So it was with Joyride. It's about a man who witnesses a couple commit murder and decides that they would be the perfect people to help him with a little spree...uh, project of his own. It's hardcore, no doubt, and every bit as gruesome as it sounds. And at the end of it, I could only shake my head and think: great writing, but where the hell's this guy's head at?
Which could be said (and has - I know this for a fact) about anyone writing horror, right?
But this actually isn't a book review, and it certainly isn't an attempt to justify or judge why any writer writes what they do. This is more about the ideas themselves. Stephen King and others have gone on at length about that most oft-asked question by non-writers: "Where do you get your ideas?"
As if we knew.
But in Ketchum's case, there is a sense of how the process works for one writer. In the afterward to Joyride, Ketchum explains that while he doesn't outline his works, he essentially "scrapbooks" his ideas, that is, he will collect disparate ideas with no obvious connection until - bam! - the ideas coalesce into something that becomes a book. This, I think (and this is entirely my own humble opinion, of course) may work for him because of the "ripped from the headlines" subjects. Ketchum readily admits that seed for Joyride came from another story by Emil Zola, called La Bete Humaine, where a character standing in a railway yard witnesses two people commit a murder. The antagonist in Ketchum's work is pieced together from what is known about several serial killers, and some of the other characters are fashioned after some of Ketchum's own experiences. Apparently, this is how Ketchum comes up with most of his ideas.

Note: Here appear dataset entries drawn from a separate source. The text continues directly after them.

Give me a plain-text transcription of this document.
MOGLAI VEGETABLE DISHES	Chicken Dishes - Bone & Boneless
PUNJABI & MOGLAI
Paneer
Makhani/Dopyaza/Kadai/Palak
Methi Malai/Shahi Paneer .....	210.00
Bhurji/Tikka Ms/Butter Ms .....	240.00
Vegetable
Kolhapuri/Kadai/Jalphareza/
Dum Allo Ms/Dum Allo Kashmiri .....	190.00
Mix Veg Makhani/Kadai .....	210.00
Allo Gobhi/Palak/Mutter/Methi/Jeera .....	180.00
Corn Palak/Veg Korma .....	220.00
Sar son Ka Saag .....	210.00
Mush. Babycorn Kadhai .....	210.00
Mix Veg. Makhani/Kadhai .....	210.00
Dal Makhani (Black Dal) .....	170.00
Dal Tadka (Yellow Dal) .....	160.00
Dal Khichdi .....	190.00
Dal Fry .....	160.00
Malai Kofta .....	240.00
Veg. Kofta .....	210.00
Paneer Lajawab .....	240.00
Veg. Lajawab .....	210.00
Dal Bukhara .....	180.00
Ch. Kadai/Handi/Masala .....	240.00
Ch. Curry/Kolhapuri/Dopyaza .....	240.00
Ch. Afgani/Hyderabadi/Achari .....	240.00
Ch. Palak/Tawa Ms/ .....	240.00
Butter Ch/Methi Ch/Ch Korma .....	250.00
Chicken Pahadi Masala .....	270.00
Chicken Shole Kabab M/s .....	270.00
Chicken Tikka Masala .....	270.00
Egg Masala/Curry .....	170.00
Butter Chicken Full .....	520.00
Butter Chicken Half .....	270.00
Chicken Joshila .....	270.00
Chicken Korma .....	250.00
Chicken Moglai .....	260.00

I found this utterly fascinating, because it is both like and unlike the way my ideas come. For me, ideas usually come as a single image or line of dialogue (although I have had some ideas come from stories I've heard, real or fiction) and my mind works at it like an anthropologist lovingly piecing together ancient artifacts until the story of the people who left them is told. For instance, one short story of mine, "Mama Sweet," came to me while I was washing dishes one day. In my mind, I saw a little girl walking alongside a fence. In one hand, she held a teddy bear, and the light was weak, unnatural - I remember that particularly - and I thought to myself, what is this girl doing out by herself like that? The answer came slowly, a bit at a time, not as if I was creating a story, but more as if I were both zooming outward and focusing with greater and greater clarity on a series of events until the truth was revealed.
See why writers rarely have a good answer to "where do you come up with your ideas?" The answer to that question can be as slippery and difficult to define as why someone "chooses" to write in a particular genre in the first place.
The ideas come from wherever they come from, and the artist is blessed. And we work in whatever medium or genre we work in because to do otherwise is unthinkable.
Sorry, but it's all I got.
You want concrete answers, join a math club.